Leaders under fire - It’s time for FG to hold its nerve

AS a cadre of Leinster House foot soldiers is unnerved by withering opinion polls and an election looming on an not-so-distant horizon, Brian Cowen and Enda Kenny’s leaderships are under fire.

Leaders under fire -  It’s time for FG to hold its nerve

One man – Brian Cowen – has to defend failure. He also has to defend unprecedented and dismal ratings for his party. Mr Cowen’s record is not impressive but the next leader of Fianna Fáil will hope they can replace him without having to offer the party, held in contempt like never before, to a vengeful electorate. They will want to begin rebuilding without carrying the burden of having led the party to its Waterloo.

Mr Cowen has often spoken of how strongly he values loyalty and he may put that into practice by enduring the slings and arrows before resigning after an election. Nevertheless, the only thing that seems to be at issue now is the timing of his resignation. Anything else would put Lazarus in the ha’penny place.

However, that prognosis might not materialise if Fine Gael indulges its traditional enthusiasm for implosion and condemns the leader who has rebuilt a party that was almost on speaking terms with oblivion.

Mr Kenny, whose crime seems to be that he stutters through prepared answers and does not have the gusto or bombast needed to drown out critics, has shown that he can organise and rejuvenate an entity in what seemed like terminal decline.

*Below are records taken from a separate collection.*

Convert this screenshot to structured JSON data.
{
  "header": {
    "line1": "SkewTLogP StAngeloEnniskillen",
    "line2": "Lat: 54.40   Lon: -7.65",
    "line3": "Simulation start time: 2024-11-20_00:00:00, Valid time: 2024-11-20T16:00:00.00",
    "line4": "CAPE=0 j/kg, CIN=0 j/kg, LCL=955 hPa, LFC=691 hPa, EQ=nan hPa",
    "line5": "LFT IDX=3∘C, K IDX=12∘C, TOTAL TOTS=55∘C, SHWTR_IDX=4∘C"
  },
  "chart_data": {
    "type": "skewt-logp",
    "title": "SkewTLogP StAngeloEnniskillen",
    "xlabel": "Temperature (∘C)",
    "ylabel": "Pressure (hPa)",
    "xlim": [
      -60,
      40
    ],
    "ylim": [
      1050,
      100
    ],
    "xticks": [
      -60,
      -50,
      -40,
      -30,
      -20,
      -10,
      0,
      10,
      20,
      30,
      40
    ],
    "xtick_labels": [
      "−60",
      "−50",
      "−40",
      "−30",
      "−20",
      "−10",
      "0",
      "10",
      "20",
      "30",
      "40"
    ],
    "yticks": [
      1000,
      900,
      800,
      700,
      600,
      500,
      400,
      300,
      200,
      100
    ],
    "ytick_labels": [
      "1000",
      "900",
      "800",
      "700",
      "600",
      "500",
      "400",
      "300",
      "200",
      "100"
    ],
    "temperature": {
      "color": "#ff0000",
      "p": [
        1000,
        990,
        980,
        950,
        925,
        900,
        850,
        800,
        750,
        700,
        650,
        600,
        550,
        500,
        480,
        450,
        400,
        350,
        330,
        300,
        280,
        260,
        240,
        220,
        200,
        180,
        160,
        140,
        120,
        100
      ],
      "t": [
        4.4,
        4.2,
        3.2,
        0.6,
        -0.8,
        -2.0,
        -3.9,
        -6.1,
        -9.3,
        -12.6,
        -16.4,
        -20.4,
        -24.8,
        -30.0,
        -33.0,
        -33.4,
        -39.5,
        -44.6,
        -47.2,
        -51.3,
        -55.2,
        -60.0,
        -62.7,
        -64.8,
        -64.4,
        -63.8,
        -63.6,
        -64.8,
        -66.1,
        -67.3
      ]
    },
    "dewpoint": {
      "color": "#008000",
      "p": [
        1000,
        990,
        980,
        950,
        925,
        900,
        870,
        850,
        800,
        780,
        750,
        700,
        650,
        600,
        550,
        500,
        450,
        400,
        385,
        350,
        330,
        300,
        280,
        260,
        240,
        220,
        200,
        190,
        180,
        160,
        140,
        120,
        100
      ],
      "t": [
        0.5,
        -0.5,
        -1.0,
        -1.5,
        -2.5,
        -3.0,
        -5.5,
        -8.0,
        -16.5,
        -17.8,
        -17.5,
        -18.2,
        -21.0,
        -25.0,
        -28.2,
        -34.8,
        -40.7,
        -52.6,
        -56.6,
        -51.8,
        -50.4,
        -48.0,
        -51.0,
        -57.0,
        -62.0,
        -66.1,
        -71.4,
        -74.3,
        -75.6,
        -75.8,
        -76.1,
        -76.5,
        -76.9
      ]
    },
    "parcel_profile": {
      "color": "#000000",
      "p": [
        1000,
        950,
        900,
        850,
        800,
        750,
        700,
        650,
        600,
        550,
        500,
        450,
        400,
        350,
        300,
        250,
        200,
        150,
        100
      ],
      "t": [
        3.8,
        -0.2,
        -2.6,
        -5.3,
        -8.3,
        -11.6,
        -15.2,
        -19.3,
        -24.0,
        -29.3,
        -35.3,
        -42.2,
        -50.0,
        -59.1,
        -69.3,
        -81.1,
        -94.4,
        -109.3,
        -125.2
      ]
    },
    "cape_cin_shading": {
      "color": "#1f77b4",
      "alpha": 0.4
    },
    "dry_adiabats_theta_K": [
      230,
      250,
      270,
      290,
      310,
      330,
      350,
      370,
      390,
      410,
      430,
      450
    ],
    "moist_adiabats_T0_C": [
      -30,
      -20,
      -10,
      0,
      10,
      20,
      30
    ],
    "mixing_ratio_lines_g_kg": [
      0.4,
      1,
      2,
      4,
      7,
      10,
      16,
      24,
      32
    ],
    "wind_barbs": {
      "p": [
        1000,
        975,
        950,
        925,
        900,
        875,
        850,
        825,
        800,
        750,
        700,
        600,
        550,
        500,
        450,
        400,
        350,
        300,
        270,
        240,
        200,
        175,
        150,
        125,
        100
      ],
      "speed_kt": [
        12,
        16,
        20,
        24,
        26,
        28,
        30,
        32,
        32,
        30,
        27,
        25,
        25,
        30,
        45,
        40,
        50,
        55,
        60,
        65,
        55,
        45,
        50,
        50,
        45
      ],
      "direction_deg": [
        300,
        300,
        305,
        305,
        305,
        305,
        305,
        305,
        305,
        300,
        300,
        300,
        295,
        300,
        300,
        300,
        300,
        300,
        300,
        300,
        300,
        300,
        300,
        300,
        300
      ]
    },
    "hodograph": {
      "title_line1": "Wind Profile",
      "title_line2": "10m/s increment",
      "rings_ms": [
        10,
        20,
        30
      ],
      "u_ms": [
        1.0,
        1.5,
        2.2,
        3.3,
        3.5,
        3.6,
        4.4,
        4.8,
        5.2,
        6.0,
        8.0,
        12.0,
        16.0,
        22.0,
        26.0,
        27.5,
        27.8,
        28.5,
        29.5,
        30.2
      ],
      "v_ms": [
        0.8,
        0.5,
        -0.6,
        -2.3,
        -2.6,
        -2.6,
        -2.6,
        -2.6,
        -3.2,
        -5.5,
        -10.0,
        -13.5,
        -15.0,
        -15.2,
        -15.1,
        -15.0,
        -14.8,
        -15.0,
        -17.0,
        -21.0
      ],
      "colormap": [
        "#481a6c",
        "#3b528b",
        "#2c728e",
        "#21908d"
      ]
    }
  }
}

It is hard not to think that if Fine Gael dump Mr Kenny, and as Fergus Finlay points out elsewhere on this page that may be more easily said than done, they will show that they have neither the steel or patience needed for government.

Maybe it is time Fine Gael remembered that though Roosevelt’s sweep and charisma helped win World War II it was the pragmatic and far greyer Harry Truman who built the peace that brought the prosperity we still enjoy today.

Labour, and particularly its leader Eamon Gilmore, might have preferred if they had not reached such heady heights so far ahead of an election. Their new popularity, so very, very long in the realisation, will open them to scrutiny they might have avoided if they were still seen as partners rather than challengers.

Though its ratification may mean that they will get away with not laying their cards on the table about the Croke Park deal, any difficulties in its implementation, and there may be many, will make it impossible for Mr Gilmore to run with the hare and hunt with the hounds on the issue. The same applies to Labour’s position on public sector reform and spending and social welfare expenditure.

Even an outraged electorate would not trust a party intent on keeping its cards so close to its chest. Labour may find that the vagueness that helped it climb the greasy pole is the very thing that will send it careering to the bottom again. Its new-found popularity may force them to be more specific than they might wish. It might also bring the party’s lack of depth and very high age profile into sharper focus.

One thing that has been brought into a far sharper focus is the fact that the electorate wants change far greater than anything our politicians and our political culture is prepared to contemplate.